Di alcune materie prime indispensabili nell’industria hi-tech la Cina controlla l’intera filiera e ha il monopolio della produzione: 98 per cento del gallio, 60 per cento del germanio, 77 per della grafite. E gli Stati Uniti dipendono dalla Cina per circa il 50 per cento delle importazioni di questi minerali. Da quando, nell’ottobre scorso, Pechino ha iniziato ad applicare limiti alla loro vendita agli Stati Uniti (anche in quel caso in risposta a limitazioni Usa di export hi-tech verso la Cina), il prezzo del gallio e del germanio – indispensabili per le comunicazioni satellitari e alcuni armamenti – è aumentato rispettivamente dell’80 e del 50 per cento.
Colpendo questi minerali a doppio uso (civile-militare), Pechino ha reso pan per focaccia e ora Washington deve scegliere: trattare oppure subire un danno che lo US Geological Survey ha stimato in 3,4 miliardi di dollari di Pil in meno.
Recinto inutile
È ormai chiaro che lo schema di gioco della competizione hi-tech in corso tra i due paesi prevede che ogni restrizione Usa inneschi una reazione uguale e contraria da parte della Cina di Xi Jinping (che ha fatto della “autosufficienza tecnologica” il suo marchio di fabbrica) che danneggia gli stessi Stati Uniti. E ciò rappresenta uno dei punti deboli della strategia che Biden ha battezzato “cortile stretto con recinto alto”, che ha altresì contribuito ad accelerare l’innovazione autoctona della Cina.
Secondo la Cctv la Cina ha già superato l’obiettivo della creazione di 10.000 nuove piccole e medie imprese private nei settori tecnologici nel periodo del XIV Piano quinquennale (2021-2025). La tv di stato ha riferito che tra i 14.600 nuovi “piccoli giganti” si contano 5mila compagnie che si occupano di nuove tecnologie, come intelligenza artificiale e droni commerciali.

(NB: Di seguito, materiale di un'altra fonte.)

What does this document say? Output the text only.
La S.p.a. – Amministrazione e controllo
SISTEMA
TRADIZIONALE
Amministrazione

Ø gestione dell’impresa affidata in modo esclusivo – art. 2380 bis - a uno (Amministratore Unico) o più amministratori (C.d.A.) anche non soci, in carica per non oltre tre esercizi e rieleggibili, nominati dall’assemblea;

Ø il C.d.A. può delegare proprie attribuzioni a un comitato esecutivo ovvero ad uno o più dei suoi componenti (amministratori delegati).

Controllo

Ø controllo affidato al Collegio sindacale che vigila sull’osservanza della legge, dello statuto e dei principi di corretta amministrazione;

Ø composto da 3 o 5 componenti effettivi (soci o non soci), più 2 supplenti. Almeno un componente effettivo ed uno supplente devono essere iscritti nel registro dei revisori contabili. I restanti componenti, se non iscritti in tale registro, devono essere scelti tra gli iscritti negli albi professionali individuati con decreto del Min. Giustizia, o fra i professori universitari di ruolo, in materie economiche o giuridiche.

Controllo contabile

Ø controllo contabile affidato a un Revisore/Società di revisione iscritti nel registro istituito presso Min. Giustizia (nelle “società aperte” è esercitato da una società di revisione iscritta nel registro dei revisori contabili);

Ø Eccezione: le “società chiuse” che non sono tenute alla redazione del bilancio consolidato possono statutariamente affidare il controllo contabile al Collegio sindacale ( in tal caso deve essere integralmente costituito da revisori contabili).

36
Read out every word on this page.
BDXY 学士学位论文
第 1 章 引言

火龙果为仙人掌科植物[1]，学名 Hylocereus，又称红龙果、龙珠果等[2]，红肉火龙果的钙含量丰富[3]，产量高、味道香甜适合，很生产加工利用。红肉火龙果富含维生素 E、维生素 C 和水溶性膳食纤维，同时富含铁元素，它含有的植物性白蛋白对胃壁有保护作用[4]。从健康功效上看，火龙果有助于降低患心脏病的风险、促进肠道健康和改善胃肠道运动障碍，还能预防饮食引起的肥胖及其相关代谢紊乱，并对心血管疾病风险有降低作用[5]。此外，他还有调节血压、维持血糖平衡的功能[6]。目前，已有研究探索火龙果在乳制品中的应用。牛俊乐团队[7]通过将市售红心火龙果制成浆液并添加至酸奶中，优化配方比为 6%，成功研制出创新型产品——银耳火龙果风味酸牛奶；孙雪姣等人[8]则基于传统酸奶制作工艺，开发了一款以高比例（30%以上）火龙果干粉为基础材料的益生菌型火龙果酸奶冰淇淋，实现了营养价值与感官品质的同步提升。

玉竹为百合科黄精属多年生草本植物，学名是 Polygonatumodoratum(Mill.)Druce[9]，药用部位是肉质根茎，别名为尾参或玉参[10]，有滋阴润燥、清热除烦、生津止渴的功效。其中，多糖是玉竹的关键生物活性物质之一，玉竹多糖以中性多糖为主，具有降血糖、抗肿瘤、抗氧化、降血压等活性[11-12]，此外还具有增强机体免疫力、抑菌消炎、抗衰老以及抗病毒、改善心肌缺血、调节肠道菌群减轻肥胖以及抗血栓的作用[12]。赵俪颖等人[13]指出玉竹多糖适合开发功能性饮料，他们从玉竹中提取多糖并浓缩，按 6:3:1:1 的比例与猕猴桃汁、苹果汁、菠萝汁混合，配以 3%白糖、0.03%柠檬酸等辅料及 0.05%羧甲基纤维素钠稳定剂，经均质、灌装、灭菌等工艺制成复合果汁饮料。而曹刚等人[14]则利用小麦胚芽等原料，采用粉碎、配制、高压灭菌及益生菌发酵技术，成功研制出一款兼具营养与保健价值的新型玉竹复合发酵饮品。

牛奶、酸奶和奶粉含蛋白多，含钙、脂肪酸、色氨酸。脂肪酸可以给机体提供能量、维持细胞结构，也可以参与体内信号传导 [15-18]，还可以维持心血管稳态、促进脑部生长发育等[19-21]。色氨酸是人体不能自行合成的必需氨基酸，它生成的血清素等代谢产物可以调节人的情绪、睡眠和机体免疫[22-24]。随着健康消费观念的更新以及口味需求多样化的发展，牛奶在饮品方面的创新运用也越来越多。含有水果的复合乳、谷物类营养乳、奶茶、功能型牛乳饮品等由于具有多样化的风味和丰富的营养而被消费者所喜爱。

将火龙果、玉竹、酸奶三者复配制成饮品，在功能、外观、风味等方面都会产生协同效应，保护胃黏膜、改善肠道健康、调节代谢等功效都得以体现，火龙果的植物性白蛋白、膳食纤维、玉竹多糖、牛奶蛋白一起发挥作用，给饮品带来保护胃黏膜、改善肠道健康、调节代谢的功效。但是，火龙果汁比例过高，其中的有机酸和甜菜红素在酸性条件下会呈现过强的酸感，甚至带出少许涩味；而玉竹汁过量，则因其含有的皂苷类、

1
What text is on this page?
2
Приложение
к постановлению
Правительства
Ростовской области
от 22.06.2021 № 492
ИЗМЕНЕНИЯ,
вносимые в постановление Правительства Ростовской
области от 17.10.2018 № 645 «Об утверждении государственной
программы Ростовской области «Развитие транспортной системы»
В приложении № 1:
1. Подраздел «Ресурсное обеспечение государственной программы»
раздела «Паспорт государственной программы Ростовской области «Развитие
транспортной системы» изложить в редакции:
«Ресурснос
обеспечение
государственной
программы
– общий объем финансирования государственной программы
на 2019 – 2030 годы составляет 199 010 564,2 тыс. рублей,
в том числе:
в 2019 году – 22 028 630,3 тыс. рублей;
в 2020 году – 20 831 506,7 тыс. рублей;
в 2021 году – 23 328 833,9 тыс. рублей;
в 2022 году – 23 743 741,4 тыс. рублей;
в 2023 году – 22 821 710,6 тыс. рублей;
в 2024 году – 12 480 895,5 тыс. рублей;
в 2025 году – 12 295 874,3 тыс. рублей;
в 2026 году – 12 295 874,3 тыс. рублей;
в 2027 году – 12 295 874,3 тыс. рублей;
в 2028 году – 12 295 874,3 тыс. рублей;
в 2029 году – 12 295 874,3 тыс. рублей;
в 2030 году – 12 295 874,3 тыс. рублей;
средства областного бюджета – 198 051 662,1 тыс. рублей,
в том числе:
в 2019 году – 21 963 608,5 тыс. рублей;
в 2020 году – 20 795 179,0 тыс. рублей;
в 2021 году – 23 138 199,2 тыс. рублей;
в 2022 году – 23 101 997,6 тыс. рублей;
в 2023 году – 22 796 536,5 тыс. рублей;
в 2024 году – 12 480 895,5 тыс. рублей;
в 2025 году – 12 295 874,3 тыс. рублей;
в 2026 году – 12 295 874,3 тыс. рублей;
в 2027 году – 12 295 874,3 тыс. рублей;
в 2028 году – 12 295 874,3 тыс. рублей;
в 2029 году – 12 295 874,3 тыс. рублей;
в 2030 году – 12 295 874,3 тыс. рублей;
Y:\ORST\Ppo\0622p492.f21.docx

Circa il 90 per cento dei “piccoli giganti” sono aziende manifatturiere, di cui oltre l’80 per cento opera in “catene industriali strategiche emergenti”, come i semiconduttori e l’aerospaziale. Come rileva uno studio del Mercator Institute for China Studies, la politica industriale di Pechino ha scommesso sul potenziale di queste imprese di specializzarsi in mercati di nicchia, di sviluppare alternative nazionali ai componenti tradizionalmente importati dall’estero e di rafforzare la catena industriale cinese.
A tal fine il governo ha istituito un sistema di supporto globale per queste aziende, come delineato nella strategia “Made in China 2025”.
Oltre gli armamenti
Lo scontro senza esclusione di colpi sull’hi-tech sta rendendo sempre più difficili le relazioni tra Cina e Stati Uniti, alimentando un rancore e una diffidenza che non promettono nulla di buono in vista dell’arrivo di Trump.
L’ultimo contributo dell’amministrazione Biden a questo conflitto combattuto a colpi di divieti, sanzioni e pressioni, mai viste negli ultimi anni, sui giganti industriali dei paesi alleati (ad esempio Giappone, Olanda, Taiwan) è arrivato la settimana scorsa, con l’aggiunta nella lista nera del governo Usa di 140 nuove entità che non potranno fare affari con gli Stati Uniti senza un permesso preventivo.
È previsto il blocco delle esportazioni verso la Cina di 24 tipi di macchinari per la fabbricazione di microchip e tre categorie di software essenziali per lo sviluppo dei semiconduttori. Di particolare rilievo quella relativa alla memoria superveloce a larghezza di banda elevata (Hbm) – considerata vitale per i sistemi di intelligenza artificiale e altre attività informatiche avanzate – con restrizioni sull’esportazione in Cina non solo di Hbm di origine statunitense, ma anche di quella di fabbricazione estera, nel tentativo – ufficialmente – di impedire a Pechino di espandere la sua capacità di intelligenza artificiale nelle applicazioni militari.
Anche se, protetti dall’anonimato, perfino funzionari dell’amministrazione Usa ammettono che i nuovi controlli si estendono ben oltre le applicazioni militari, per frenare l’ascesa tecnologica della Cina.